K4B. E allora cosa fare?

 

Non è facile. Va cambiata la cultura partendo dal sistema scolastico italiano. Vogliamo renderci conto una volta per tutte che la quota di italiani che parlano più o meno in modo corretto la lingua inglese è ancora terribilmente bassa e comunque insufficiente? Ci rendiamo conto che la maggior parte della popolazione italiana è non dico analfabeta, ci sono dati del Censis e dell’Istat per questo, ma è certamente in uno stato, direi, penoso di comunicazione verbale, in quanto ha difficoltà a comprendere un discorso completo di medio livello e ha difficoltà di fare un discorso completo e comprensibile? Esagero? Non credo. E allora è dura in questo contesto parlare di ICT, di banda larga, di ruolo della PA. Semmai è necessario, anzi indispensabile, aiutare i cittadini italiani a darsi una cultura e a darsi una cultura anche nuova.

 

K4B. Telefonica e Telecom Italia, passata la bufera di questi ultimi mesi i due grandi incumbent sono uniti da obiettivi comuni. E’ una cosa che non ha precedenti, ma forse potrebbe sprovincializzare  il mercato dell’ICT italiano. Qual è la sua opinione a riguardo?

 

C. M. Guerci.

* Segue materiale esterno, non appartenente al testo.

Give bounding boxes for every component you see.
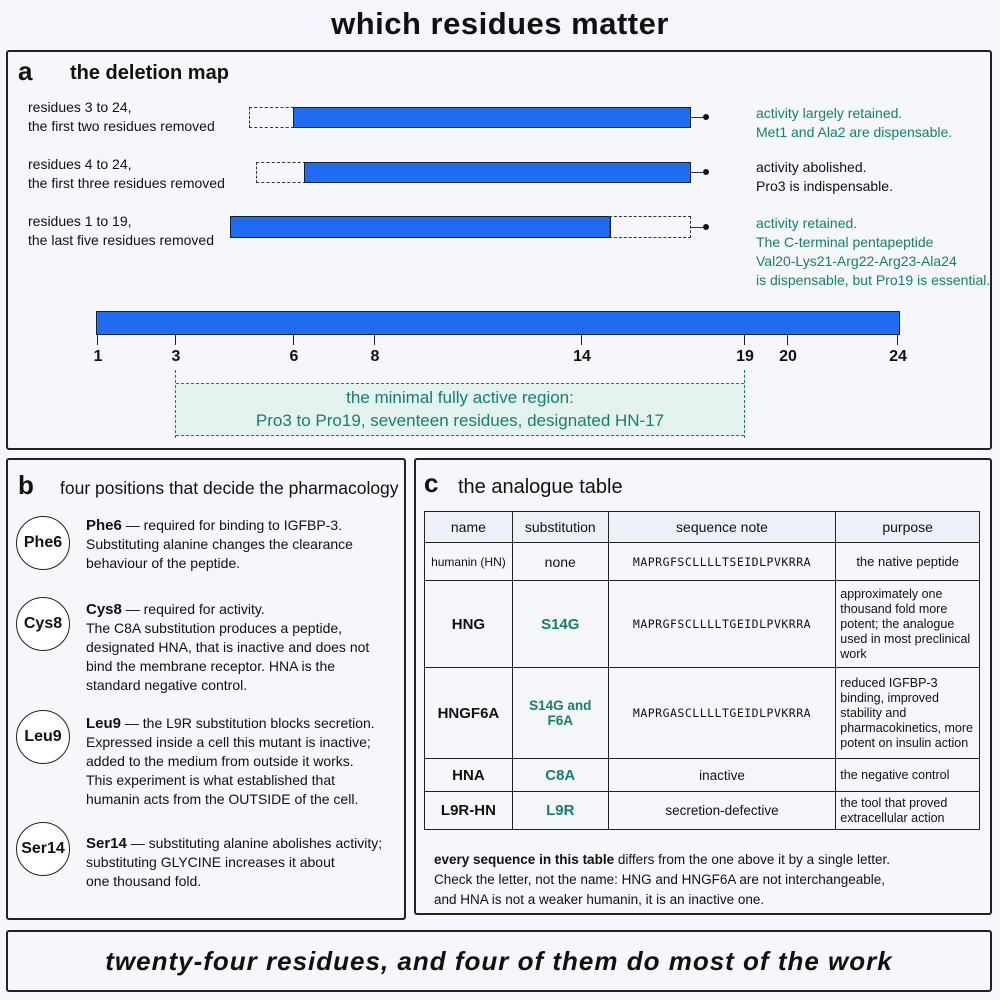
sequence-hng: MAPRGFSCLLLLTGEIDLPVKRRA <box>632 617 812 631</box>
table-cell-substitution: S14G and F6A <box>512 668 608 759</box>
deletion-row-3-missing <box>609 216 691 238</box>
table-cell-sequence: MAPRGFSCLLLLTSEIDLPVKRRA <box>608 543 836 581</box>
table-row <box>425 759 980 792</box>
table-row <box>425 581 980 668</box>
ruler-label-14: 14 <box>573 348 591 365</box>
ruler-tick-8 <box>374 335 375 345</box>
position-line-phe6-2: Substituting alanine changes the clearance <box>86 536 353 552</box>
ruler-label-20: 20 <box>779 348 797 365</box>
table-footnote-line1: differs from the one above it by a single letter. <box>614 852 890 867</box>
position-circle-phe6: Phe6 <box>16 516 70 570</box>
region-text-line2: Pro3 to Pro19, seventeen residues, designated HN-17 <box>255 411 665 430</box>
table-cell-purpose: the native peptide <box>836 543 980 581</box>
deletion-row-1-dot <box>703 114 709 120</box>
deletion-row-3-label-line1: residues 1 to 19, <box>28 213 132 229</box>
table-cell-sequence: inactive <box>608 759 836 792</box>
table-footnote-line3: and HNA is not a weaker humanin, it is an inactive one. <box>434 892 765 907</box>
ruler-label-8: 8 <box>370 348 380 365</box>
position-line-cys8-4: bind the membrane receptor. HNA is the <box>86 658 336 674</box>
deletion-row-3-dot <box>703 224 709 230</box>
panel-a-letter: a <box>18 56 33 86</box>
position-text-ser14 <box>86 834 382 891</box>
deletion-row-1-note <box>756 104 952 142</box>
position-circle-cys8: Cys8 <box>16 597 70 651</box>
table-cell-sequence: MAPRGASCLLLLTGEIDLPVKRRA <box>608 668 836 759</box>
deletion-row-2-missing <box>256 162 306 183</box>
position-line-cys8-3: designated HNA, that is inactive and does not <box>86 639 370 655</box>
position-line-ser14-1: — substituting alanine abolishes activity; <box>126 835 383 851</box>
deletion-row-2-note <box>756 158 893 196</box>
table-cell-purpose: the negative control <box>836 759 980 792</box>
deletion-row-1-missing <box>249 107 294 128</box>
ruler-label-3: 3 <box>171 348 181 365</box>
deletion-row-1-note-line1: activity largely retained. <box>756 105 903 121</box>
position-line-cys8-5: standard negative control. <box>86 677 248 693</box>
table-row <box>425 792 980 830</box>
position-line-leu9-3: added to the medium from outside it works. <box>86 753 354 769</box>
analogue-table <box>424 511 980 830</box>
panel-c-title: the analogue table <box>458 476 623 498</box>
ruler-label-1: 1 <box>93 348 103 365</box>
position-head-cys8: Cys8 <box>86 601 122 618</box>
ruler-tick-14 <box>581 335 582 345</box>
ruler-label-6: 6 <box>289 348 299 365</box>
position-line-ser14-2: substituting GLYCINE increases it about <box>86 854 335 870</box>
table-header-sequence: sequence note <box>608 512 836 543</box>
table-header-substitution: substitution <box>512 512 608 543</box>
deletion-row-2-dot <box>703 169 709 175</box>
table-cell-purpose: the tool that proved extracellular action <box>836 792 980 830</box>
position-head-leu9: Leu9 <box>86 715 122 732</box>
full-length-bar <box>96 311 900 335</box>
position-text-leu9 <box>86 714 375 809</box>
minimal-active-region-text <box>176 386 744 432</box>
region-right-guide <box>744 370 745 438</box>
ruler-tick-1 <box>97 335 98 345</box>
position-head-phe6: Phe6 <box>86 517 122 534</box>
position-circle-leu9: Leu9 <box>16 710 70 764</box>
deletion-row-3-note-line1: activity retained. <box>756 215 858 231</box>
table-cell-name: HNGF6A <box>425 668 513 759</box>
deletion-row-3-label-line2: the last five residues removed <box>28 232 214 248</box>
deletion-row-3-note-line4: is dispensable, but Pro19 is essential. <box>756 272 991 288</box>
deletion-row-3-bar <box>230 216 611 238</box>
table-cell-name: humanin (HN) <box>425 543 513 581</box>
ruler-label-24: 24 <box>889 348 907 365</box>
deletion-row-3-note-line3: Val20-Lys21-Arg22-Arg23-Ala24 <box>756 253 957 269</box>
table-cell-name: HNG <box>425 581 513 668</box>
table-cell-substitution: S14G <box>512 581 608 668</box>
deletion-row-1-bar <box>293 107 691 128</box>
position-line-cys8-2: The C8A substitution produces a peptide, <box>86 620 343 636</box>
table-cell-purpose: approximately one thousand fold more potent; the analogue used in most preclinical work <box>836 581 980 668</box>
deletion-row-3-label <box>28 212 214 250</box>
ruler-tick-24 <box>897 335 898 345</box>
deletion-row-3-note <box>756 214 990 290</box>
table-cell-purpose: reduced IGFBP-3 binding, improved stability and pharmacokinetics, more potent on insulin action <box>836 668 980 759</box>
position-line-leu9-1: — the L9R substitution blocks secretion. <box>121 715 375 731</box>
region-text-line1: the minimal fully active region: <box>346 388 574 407</box>
table-cell-sequence <box>608 581 836 668</box>
table-footnote-line2: Check the letter, not the name: HNG and HNGF6A are not interchangeable, <box>434 872 886 887</box>
footer-banner: twenty-four residues, and four of them do most of the work <box>6 930 992 992</box>
panel-c-letter: c <box>424 468 439 498</box>
deletion-row-2-note-line2: Pro3 is indispensable. <box>756 178 893 194</box>
deletion-row-2-bar <box>304 162 691 183</box>
ruler-label-19: 19 <box>736 348 754 365</box>
panel-a-title: the deletion map <box>70 62 229 84</box>
deletion-row-2-label <box>28 155 225 193</box>
page-title: which residues matter <box>331 6 669 41</box>
table-cell-name: HNA <box>425 759 513 792</box>
position-line-phe6-3: behaviour of the peptide. <box>86 555 241 571</box>
table-cell-name: L9R-HN <box>425 792 513 830</box>
position-line-leu9-4: This experiment is what established that <box>86 772 336 788</box>
table-cell-substitution: L9R <box>512 792 608 830</box>
deletion-row-1-note-line2: Met1 and Ala2 are dispensable. <box>756 124 953 140</box>
table-header-row <box>425 512 980 543</box>
table-cell-sequence: secretion-defective <box>608 792 836 830</box>
deletion-row-1-label-line2: the first two residues removed <box>28 118 215 134</box>
ruler-tick-6 <box>293 335 294 345</box>
table-row <box>425 668 980 759</box>
position-circle-ser14: Ser14 <box>16 822 70 876</box>
position-line-cys8-1: — required for activity. <box>121 601 265 617</box>
position-line-ser14-3: one thousand fold. <box>86 873 202 889</box>
position-head-ser14: Ser14 <box>86 835 127 852</box>
panel-b-letter: b <box>18 470 34 500</box>
table-footnote <box>434 850 984 910</box>
deletion-row-3-note-line2: The C-terminal pentapeptide <box>756 234 934 250</box>
deletion-row-1-label <box>28 98 215 136</box>
ruler-tick-3 <box>175 335 176 345</box>
deletion-row-2-label-line2: the first three residues removed <box>28 175 225 191</box>
deletion-row-2-label-line1: residues 4 to 24, <box>28 156 132 172</box>
table-cell-substitution: none <box>512 543 608 581</box>
deletion-row-1-label-line1: residues 3 to 24, <box>28 99 132 115</box>
table-header-name: name <box>425 512 513 543</box>
table-footnote-bold: every sequence in this table <box>434 852 615 867</box>
position-line-phe6-1: — required for binding to IGFBP-3. <box>121 517 343 533</box>
position-text-cys8 <box>86 600 369 695</box>
position-text-phe6 <box>86 516 353 573</box>
table-header-purpose: purpose <box>836 512 980 543</box>
ruler-tick-20 <box>787 335 788 345</box>
panel-b-title: four positions that decide the pharmacology <box>60 478 399 498</box>
position-line-leu9-2: Expressed inside a cell this mutant is inactive; <box>86 734 371 750</box>
position-line-leu9-5: humanin acts from the OUTSIDE of the cell. <box>86 791 359 807</box>
table-row <box>425 543 980 581</box>
table-cell-substitution: C8A <box>512 759 608 792</box>
ruler-tick-19 <box>744 335 745 345</box>
deletion-row-2-note-line1: activity abolished. <box>756 159 867 175</box>
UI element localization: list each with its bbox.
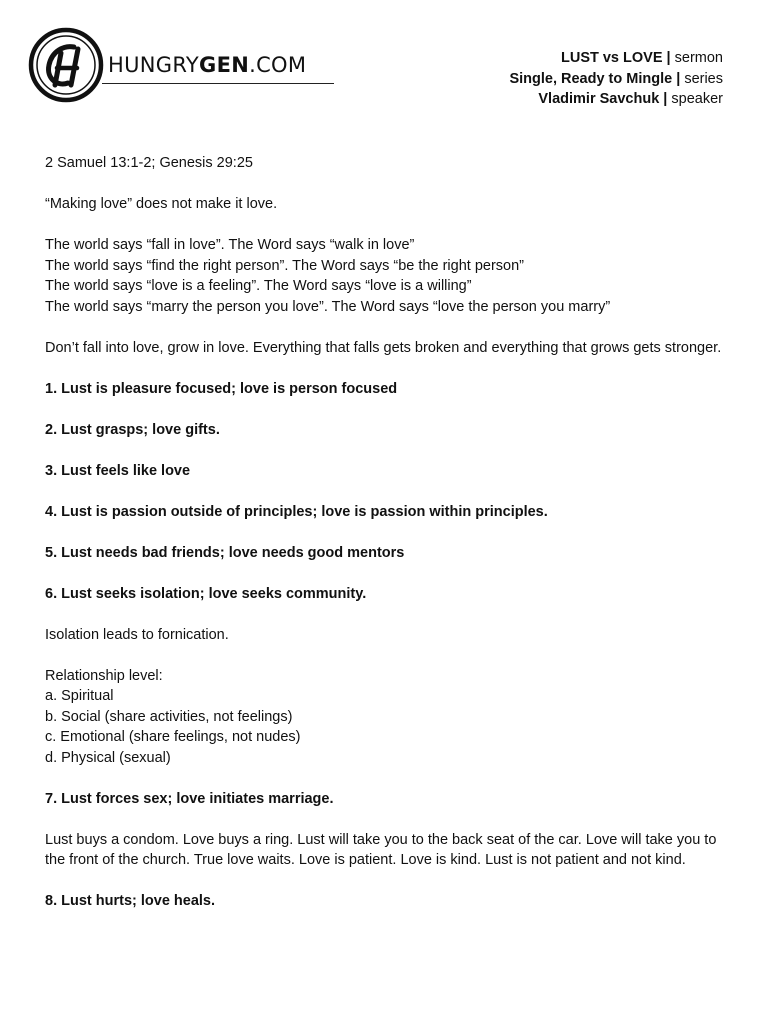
point-5: 5. Lust needs bad friends; love needs good mentors (45, 544, 405, 561)
isolation-statement: Isolation leads to fornication. (45, 626, 229, 643)
condom-ring-paragraph: Lust buys a condom. Love buys a ring. Lust will take you to the back seat of the car. Love will take you to the front of the church. True love waits. Love is patient. Love is kind. Lust is not patient and not kind. (45, 831, 717, 868)
meta-separator: | (662, 50, 675, 66)
grow-in-love-paragraph: Don’t fall into love, grow in love. Everything that falls gets broken and everything that grows gets stronger. (45, 339, 722, 356)
logo-word-gen: GEN (199, 53, 250, 77)
meta-speaker (509, 89, 723, 110)
relationship-level-item: c. Emotional (share feelings, not nudes) (45, 729, 301, 745)
relationship-level-title: Relationship level: (45, 667, 163, 684)
meta-speaker-name: Vladimir Savchuk (538, 91, 660, 107)
meta-series (509, 69, 723, 90)
logo-wordmark (108, 53, 306, 77)
hungrygen-logo-mark-icon (28, 27, 104, 103)
logo-word-hungry: HUNGRY (108, 53, 200, 77)
meta-speaker-label: speaker (671, 91, 723, 107)
point-2: 2. Lust grasps; love gifts. (45, 421, 220, 438)
point-3: 3. Lust feels like love (45, 462, 191, 479)
relationship-level-item: b. Social (share activities, not feelings) (45, 708, 293, 725)
world-says-line: The world says “marry the person you love”. The Word says “love the person you marry” (45, 298, 611, 315)
meta-sermon-title: LUST vs LOVE (560, 50, 663, 66)
logo-underline (102, 83, 334, 84)
logo-word-com: .COM (249, 53, 307, 77)
relationship-level-item: d. Physical (sexual) (45, 749, 171, 766)
meta-sermon (509, 48, 723, 69)
hungrygen-logo (28, 27, 338, 103)
meta-sermon-label: sermon (674, 50, 723, 66)
world-says-line: The world says “fall in love”. The Word says “walk in love” (45, 237, 415, 253)
scripture-reference: 2 Samuel 13:1-2; Genesis 29:25 (45, 155, 253, 171)
point-1: 1. Lust is pleasure focused; love is person focused (45, 380, 398, 397)
relationship-level-item: a. Spiritual (45, 688, 114, 704)
world-says-line: The world says “find the right person”. The Word says “be the right person” (45, 257, 524, 274)
opening-quote: “Making love” does not make it love. (45, 196, 278, 212)
meta-separator: | (672, 70, 685, 87)
meta-separator: | (659, 91, 672, 107)
sermon-meta (509, 48, 723, 110)
sermon-notes (45, 153, 735, 912)
meta-series-title: Single, Ready to Mingle (509, 70, 673, 87)
world-says-line: The world says “love is a feeling”. The Word says “love is a willing” (45, 278, 472, 294)
point-4: 4. Lust is passion outside of principles; love is passion within principles. (45, 503, 548, 520)
point-6: 6. Lust seeks isolation; love seeks community. (45, 585, 367, 602)
meta-series-label: series (684, 70, 723, 87)
point-7: 7. Lust forces sex; love initiates marriage. (45, 790, 334, 807)
point-8: 8. Lust hurts; love heals. (45, 893, 216, 909)
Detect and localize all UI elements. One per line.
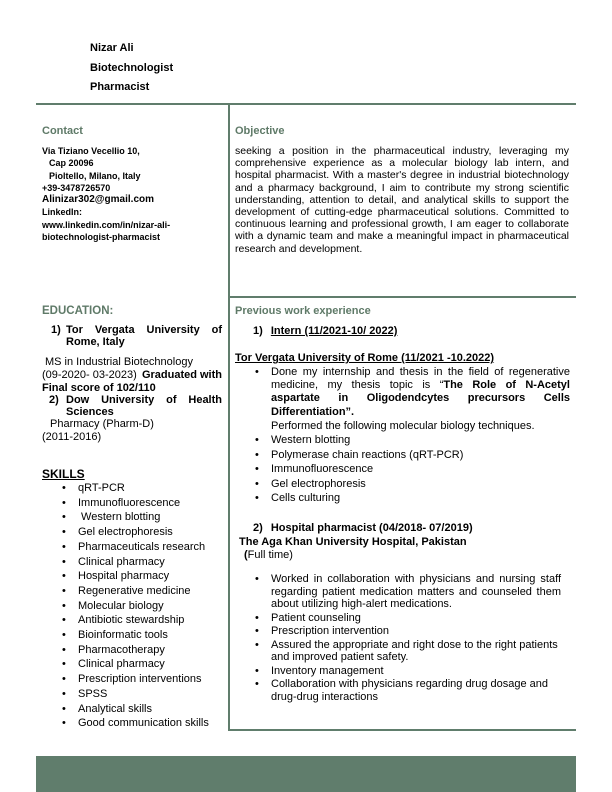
- job-1-description: [255, 366, 570, 419]
- education-item-1-score: Final score of 102/110: [42, 381, 156, 394]
- job-1-technique: • Immunofluorescence: [255, 462, 570, 477]
- job-1-heading: [253, 325, 397, 337]
- skill-item: • Regenerative medicine: [62, 584, 228, 599]
- education-item-2-degree: Pharmacy (Pharm-D): [50, 418, 154, 431]
- skill-item: • Gel electrophoresis: [62, 525, 228, 540]
- job-2-duties-list: [255, 573, 561, 703]
- education-item-2-dates: (2011-2016): [42, 430, 102, 443]
- job-1-techniques-list: [255, 433, 570, 506]
- job-2-duty: • Patient counseling: [255, 612, 561, 625]
- job-1-performed: Performed the following molecular biology techniques.: [271, 419, 535, 432]
- job-2-title: Hospital pharmacist (04/2018- 07/2019): [270, 522, 473, 534]
- job-2-duty: • Collaboration with physicians regarding drug dosage and drug-drug interactions: [255, 678, 561, 703]
- linkedin-url[interactable]: [42, 219, 224, 244]
- job-2-type: [244, 549, 293, 561]
- column-divider: [228, 103, 230, 731]
- skill-item: • Western blotting: [62, 510, 228, 525]
- education-item-2-number: 2): [49, 394, 59, 407]
- job-2-number: 2): [253, 522, 263, 534]
- job-1-technique: • Polymerase chain reactions (qRT-PCR): [255, 448, 570, 463]
- education-item-1-school: Tor Vergata University of Rome, Italy: [66, 324, 222, 349]
- skill-item: • Antibiotic stewardship: [62, 613, 228, 628]
- skill-item: • Hospital pharmacy: [62, 569, 228, 584]
- contact-block: [42, 145, 224, 243]
- skill-item: • Prescription interventions: [62, 672, 228, 687]
- skill-item: • Pharmaceuticals research: [62, 540, 228, 555]
- skill-item: • Pharmacotherapy: [62, 643, 228, 658]
- linkedin-url-line-2[interactable]: biotechnologist-pharmacist: [42, 232, 161, 243]
- job-1-title: Intern (11/2021-10/ 2022): [270, 325, 398, 337]
- header-divider: [36, 103, 576, 105]
- linkedin-url-line-1[interactable]: www.linkedin.com/in/nizar-ali-: [42, 219, 171, 230]
- skill-item: • qRT-PCR: [62, 481, 228, 496]
- education-item-1-dates-row: [42, 369, 222, 381]
- work-bottom-divider: [228, 729, 576, 731]
- job-2-duty: • Inventory management: [255, 665, 561, 678]
- skills-heading: SKILLS: [42, 467, 85, 481]
- job-1-description-text: Done my internship and thesis in the field of regenerative medicine, my thesis topic is “: [271, 366, 570, 392]
- title-pharmacist: Pharmacist: [90, 81, 150, 93]
- education-heading: EDUCATION:: [42, 305, 114, 317]
- job-1-technique: • Western blotting: [255, 433, 570, 448]
- job-1-technique: • Cells culturing: [255, 491, 570, 506]
- skill-item: • Good communication skills: [62, 716, 228, 731]
- education-block: [42, 324, 222, 443]
- job-2-type-paren: (: [244, 549, 248, 561]
- objective-divider: [228, 296, 576, 298]
- job-1-details: [255, 366, 570, 506]
- job-1-number: 1): [253, 325, 263, 337]
- education-item-1-dates: (09-2020- 03-2023): [42, 368, 137, 381]
- job-1-org: Tor Vergata University of Rome (11/2021 -10.2022): [235, 352, 495, 364]
- objective-text: seeking a position in the pharmaceutical industry, leveraging my comprehensive experience as a molecular biology lab intern, and hospital pharmacist. With a master's degree in industrial biotechnology and a pharmacy background, I aim to contribute my strong scientific understanding, attention to detail, and analytical skills to support the development of cutting-edge pharmaceutical solutions. Committed to continuous learning and professional growth, I am eager to collaborate with a dynamic team and make a meaningful impact in pharmaceutical research and development.: [235, 145, 569, 255]
- skills-list: [62, 481, 228, 731]
- education-item-1-graduated: Graduated with: [141, 368, 222, 381]
- linkedin-label: LinkedIn:: [42, 207, 82, 218]
- job-2-duty: • Worked in collaboration with physicians and nursing staff regarding patient medication matters and counseled them about utilizing high-alert medications.: [255, 573, 561, 611]
- address-line-2: Cap 20096: [49, 158, 94, 169]
- skill-item: • Analytical skills: [62, 702, 228, 717]
- skill-item: • Clinical pharmacy: [62, 555, 228, 570]
- candidate-name: Nizar Ali: [90, 42, 134, 54]
- skill-item: • Immunofluorescence: [62, 496, 228, 511]
- education-item-1-number: 1): [51, 324, 61, 336]
- job-1-thesis-title: The Role of N-Acetyl aspartate in Oligodendcytes precursors Cells Differentiation”.: [271, 379, 570, 418]
- job-2-org: The Aga Khan University Hospital, Pakistan: [239, 536, 467, 548]
- job-2-duty: • Prescription intervention: [255, 625, 561, 638]
- job-1-description-list: [255, 366, 570, 419]
- address-line-3: Pioltello, Milano, Italy: [49, 170, 141, 181]
- education-item-2: [42, 394, 222, 418]
- job-2-duty: • Assured the appropriate and right dose to the right patients and improved patient safety.: [255, 639, 561, 664]
- contact-heading: Contact: [42, 125, 83, 137]
- job-2-type-text: Full time): [247, 549, 293, 561]
- skill-item: • Molecular biology: [62, 599, 228, 614]
- education-item-1-degree: MS in Industrial Biotechnology: [45, 356, 193, 369]
- skill-item: • Bioinformatic tools: [62, 628, 228, 643]
- title-biotechnologist: Biotechnologist: [90, 62, 174, 74]
- phone: +39-3478726570: [42, 182, 111, 193]
- job-2-heading: [253, 522, 473, 534]
- education-item-1: [42, 324, 222, 348]
- skill-item: • Clinical pharmacy: [62, 657, 228, 672]
- address-line-1: Via Tiziano Vecellio 10,: [42, 146, 140, 156]
- skill-item: • SPSS: [62, 687, 228, 702]
- job-1-technique: • Gel electrophoresis: [255, 477, 570, 492]
- email[interactable]: Alinizar302@gmail.com: [42, 194, 155, 206]
- objective-heading: Objective: [235, 125, 285, 137]
- education-item-2-school: Dow University of Health Sciences: [66, 394, 222, 419]
- footer-bar: [36, 756, 576, 792]
- work-heading: Previous work experience: [235, 305, 371, 317]
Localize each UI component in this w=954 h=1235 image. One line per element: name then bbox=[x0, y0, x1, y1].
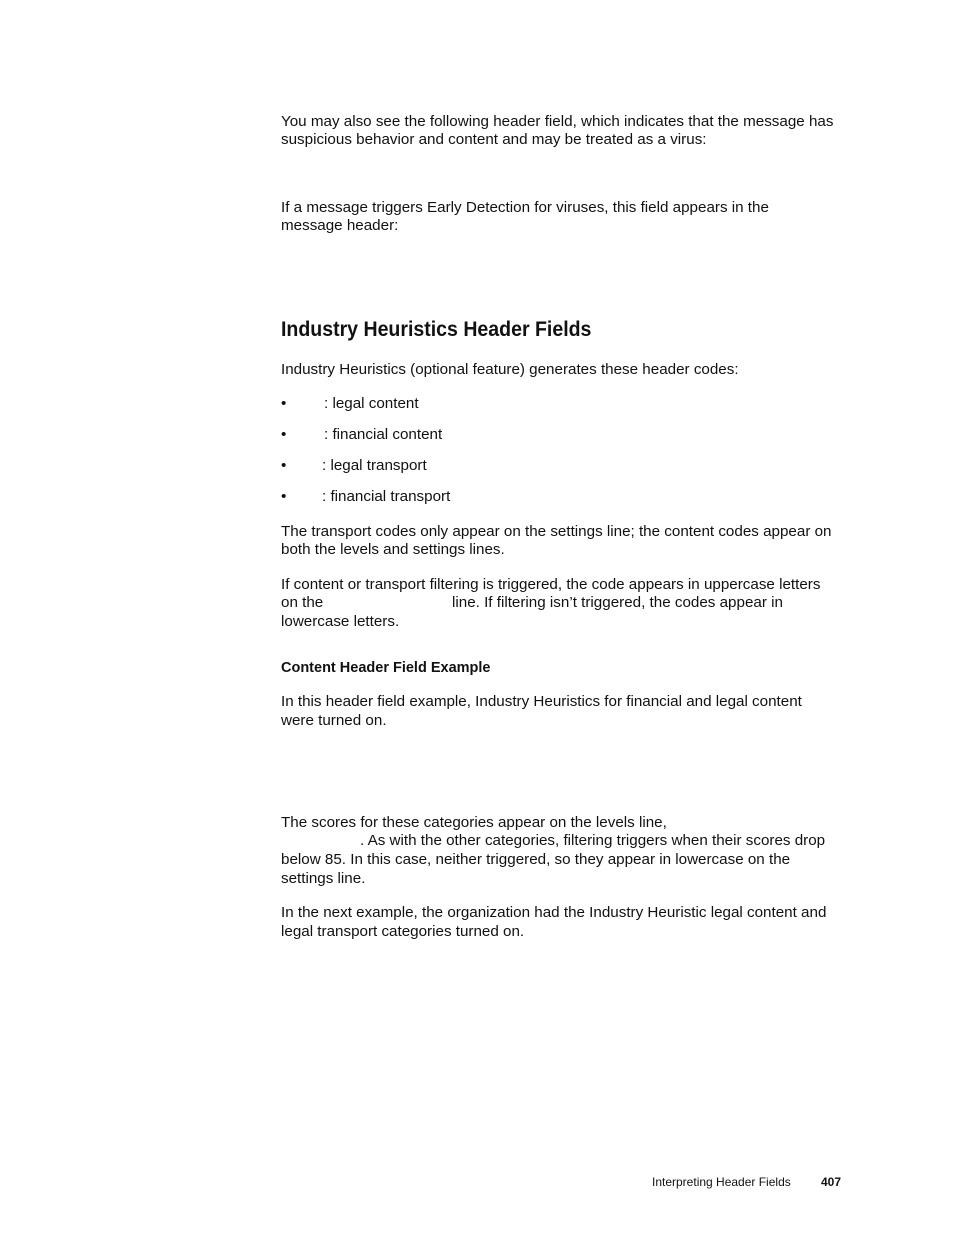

Io ho sempre avuto una grande considerazione di Telefonica che si è sempre mossa in modo intelligente, che ha fatto delle cose egregie e non solo in America Latina, dove ha fatto acquisizioni interessanti e ben gestite. E’ certamente un fatto nuovo, addirittura inusuale, perché sono anni che parliamo di numero eccessivo di grandi operatori di TLC, uno per Paese, 25 Paesi, ed un fatto del genere è inedito, dal momento che non ci sono state mai neanche delle unioni tra loro. Questa è la prima volta che due grandi si uniscono in qualche modo. Vedremo come si svilupperà, credo pertanto che la cosa sia molto significativa. Il problema è guardare sempre al nuovo. E se guardiamo all’ICT, proprio Telecom Italia ha avviato una gamma nuova che fa capo all’Ing. Mauro Nanni e si occupa proprio della parte più innovativa dell’ICT orientata alle imprese e credo che proprio questa sia una base sulla quale, nel futuro che stiamo descrivendo, Telefonica, Telecom e altri dovranno impegnarsi.

 

K4B. Per concludere, un’anticipazione sui prossimi passi di ThinkTel  o sulle idee-progetto su cui sta lavorando?

 

C. M. Guerci. Per adesso siamo impegnati su questo progetto DigItaly e siamo sempre più impegnati a migliorare i nostri strumenti di comunicazione, a partire dal nostro sito, peraltro nato da poco. Perché vogliamo usarlo non tanto per dare notizie, ma considerazioni critiche su quanto avviene, per contribuire nel modo più efficace al dibattito italiano tra gli addetti ai lavori.